Extended Data Fig. 10 Localization of CDK5 S46 phospho-variants.

Immunostaining of RPE-1 CDK5- as cells stably expressing Myc-His CDK5-WT ( a ), S46A ( b ), and S46D ( c ) with antibodies against indicated protein in prophase, prometaphase, and metaphase. Data represent at least two independent experiments from n = 25 cells of each condition in each mitotic stage.

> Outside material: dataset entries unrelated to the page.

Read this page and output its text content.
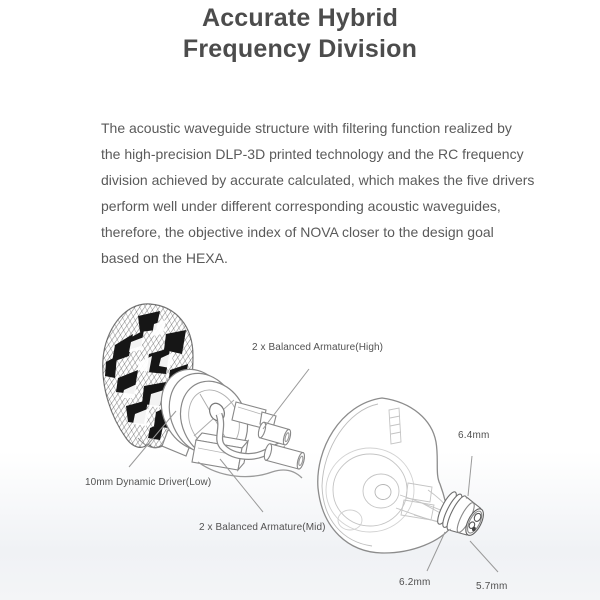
Accurate Hybrid
Frequency Division
The acoustic waveguide structure with filtering function realized by
the high-precision DLP-3D printed technology and the RC frequency
division achieved by accurate calculated, which makes the five drivers
perform well under different corresponding acoustic waveguides,
therefore, the objective index of NOVA closer to the design goal
based on the HEXA.
2 x Balanced Armature(High)
10mm Dynamic Driver(Low)
2 x Balanced Armature(Mid)
6.4mm
6.2mm	5.7mm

Extended Data Fig. 11 RPE-1 harbouring CDK5- as introduced by CRISPR-mediated knock-in recapitulates chromosome mis-segregation defects observed in RPE-1 overexpressing CDK5- as upon inhibition of CDK5- as by 1NM-PP1 treatment.

a , Chromatogram showing RPE-1 that harbours the homozygous CDK5- as mutation F80G introduced by CRISPR-mediated knock-in (lower panel), replacing endogenous WT CDK5 (upper panel). b , Immunoblots showing level of CDK5 expressed in parental RPE-1 and RPE-1 that harbours CDK5- as F80G mutation in place of endogenous CDK5. c , Representative images of CDK5- as knocked-in RPE-1 cells exhibiting lagging chromosomes following indicated treatments. d , Quantification of percentage of cells exhibiting lagging chromosomes following indicated treatments shown in (c). Data represent mean ± s.d. of three independent experiments from n = 252 DMSO, n = 220 1NM-PP1, where n is the number of cells. p -value was determined by two-tailed Mann Whitney U test.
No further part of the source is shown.